I know this answer is a bit late to this party, but I was running into an issue where our systems were running slow. After profiling we found out there was a LOT of string lookups happening with the way we had our data structures structured.

So we did some research, came across these benchmarks, did our own tests, and have switched over to using SortedList now.

if (sortedlist.ContainsKey(thekey))
{   
//found it.
}

Even though a Dictionary proved to be faster, it was less code we had to refactor, and the performance increase was good enough for us.

Anyway, wanted to share the website in case other people are running into similar issues. They do comparisons between data structures where the string you're looking for is a "key" (like HashTable, Dictionary, etc) or in a "value" (List, Array, or in a Dictionary, etc) which is where ours are stored.

Upvotes: 1

Henk Holterman
Henk Holterman

Reputation: 273784

This sounds like a job for

 var keys = new HashSet<string>();

Per MSDN: The Contains function has O(1) complexity.

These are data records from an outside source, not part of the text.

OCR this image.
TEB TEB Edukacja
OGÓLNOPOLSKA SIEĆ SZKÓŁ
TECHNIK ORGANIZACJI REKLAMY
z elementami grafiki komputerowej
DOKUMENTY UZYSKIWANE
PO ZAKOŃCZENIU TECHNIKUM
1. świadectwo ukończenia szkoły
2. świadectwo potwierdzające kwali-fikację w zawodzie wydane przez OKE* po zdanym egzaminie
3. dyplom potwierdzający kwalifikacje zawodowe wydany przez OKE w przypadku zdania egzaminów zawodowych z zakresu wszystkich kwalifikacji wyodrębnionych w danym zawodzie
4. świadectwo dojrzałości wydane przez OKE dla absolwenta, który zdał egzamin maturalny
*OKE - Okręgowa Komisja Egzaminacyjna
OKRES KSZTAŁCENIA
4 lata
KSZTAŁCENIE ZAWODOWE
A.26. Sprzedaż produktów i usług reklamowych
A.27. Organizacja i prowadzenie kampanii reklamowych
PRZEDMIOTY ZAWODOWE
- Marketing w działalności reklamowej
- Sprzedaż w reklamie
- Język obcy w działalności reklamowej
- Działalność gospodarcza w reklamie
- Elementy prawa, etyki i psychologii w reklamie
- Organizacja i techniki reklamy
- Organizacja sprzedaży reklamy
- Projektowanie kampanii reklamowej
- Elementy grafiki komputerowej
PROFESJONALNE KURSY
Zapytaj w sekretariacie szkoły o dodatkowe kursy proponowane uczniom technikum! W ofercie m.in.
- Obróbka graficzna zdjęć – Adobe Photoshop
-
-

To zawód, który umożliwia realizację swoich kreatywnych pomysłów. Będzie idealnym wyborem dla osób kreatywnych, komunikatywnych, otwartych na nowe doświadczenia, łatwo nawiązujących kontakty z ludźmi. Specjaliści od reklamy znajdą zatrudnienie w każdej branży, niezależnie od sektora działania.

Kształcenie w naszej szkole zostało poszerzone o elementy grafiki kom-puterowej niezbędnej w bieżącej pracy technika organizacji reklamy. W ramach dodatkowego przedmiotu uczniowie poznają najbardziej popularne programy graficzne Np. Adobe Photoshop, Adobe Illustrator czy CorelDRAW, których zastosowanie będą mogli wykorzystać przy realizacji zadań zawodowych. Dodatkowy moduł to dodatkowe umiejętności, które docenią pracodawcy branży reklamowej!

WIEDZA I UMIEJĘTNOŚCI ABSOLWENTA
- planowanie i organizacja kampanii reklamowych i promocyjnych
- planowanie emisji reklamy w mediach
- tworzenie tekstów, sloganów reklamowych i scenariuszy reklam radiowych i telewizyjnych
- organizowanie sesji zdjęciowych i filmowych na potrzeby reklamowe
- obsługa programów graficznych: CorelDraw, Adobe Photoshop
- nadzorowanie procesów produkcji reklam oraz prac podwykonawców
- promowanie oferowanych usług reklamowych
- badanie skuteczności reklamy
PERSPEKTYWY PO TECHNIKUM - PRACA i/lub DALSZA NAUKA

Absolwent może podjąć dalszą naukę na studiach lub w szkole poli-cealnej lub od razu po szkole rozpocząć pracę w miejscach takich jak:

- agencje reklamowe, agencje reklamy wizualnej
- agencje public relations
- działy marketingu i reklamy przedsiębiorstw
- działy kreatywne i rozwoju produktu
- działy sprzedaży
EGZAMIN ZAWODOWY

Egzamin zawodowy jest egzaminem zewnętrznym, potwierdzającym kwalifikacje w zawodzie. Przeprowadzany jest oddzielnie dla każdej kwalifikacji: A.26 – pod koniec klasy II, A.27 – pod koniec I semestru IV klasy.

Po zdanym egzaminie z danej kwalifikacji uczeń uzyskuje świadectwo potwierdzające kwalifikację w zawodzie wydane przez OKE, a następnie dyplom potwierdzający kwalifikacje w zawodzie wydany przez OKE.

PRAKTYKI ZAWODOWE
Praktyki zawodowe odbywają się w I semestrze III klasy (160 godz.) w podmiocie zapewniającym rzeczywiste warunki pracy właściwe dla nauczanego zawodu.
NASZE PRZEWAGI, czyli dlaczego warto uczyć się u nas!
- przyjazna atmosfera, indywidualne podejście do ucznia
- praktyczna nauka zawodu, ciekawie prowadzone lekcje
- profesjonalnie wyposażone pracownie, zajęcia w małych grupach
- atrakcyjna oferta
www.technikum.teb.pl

But you should be aware that it does not give an error for duplicates when adding.

Upvotes: 6

James
James

Reputation: 9288

If you feel like rolling your own data structure, use a Trie. http://en.wikipedia.org/wiki/Trie

worst-case is if the string is present: O(length of string)

Upvotes: 1

Albin Sunnanbo
Albin Sunnanbo

Reputation: 47068

HashSet<string> is like a Dictionary, but with only keys.

Upvotes: 3

Jon Skeet
Jon Skeet

Reputation: 1503519

If you're on .NET 3.5 or higher, use HashSet<String>.

Failing that, a Dictionary<string, byte> (or whatever type you want for the TValue type parameter) would be faster than a SortedList if you have a lot of entries - the latter will use a binary search, so it'll be O(log n) lookup, instead of O(1).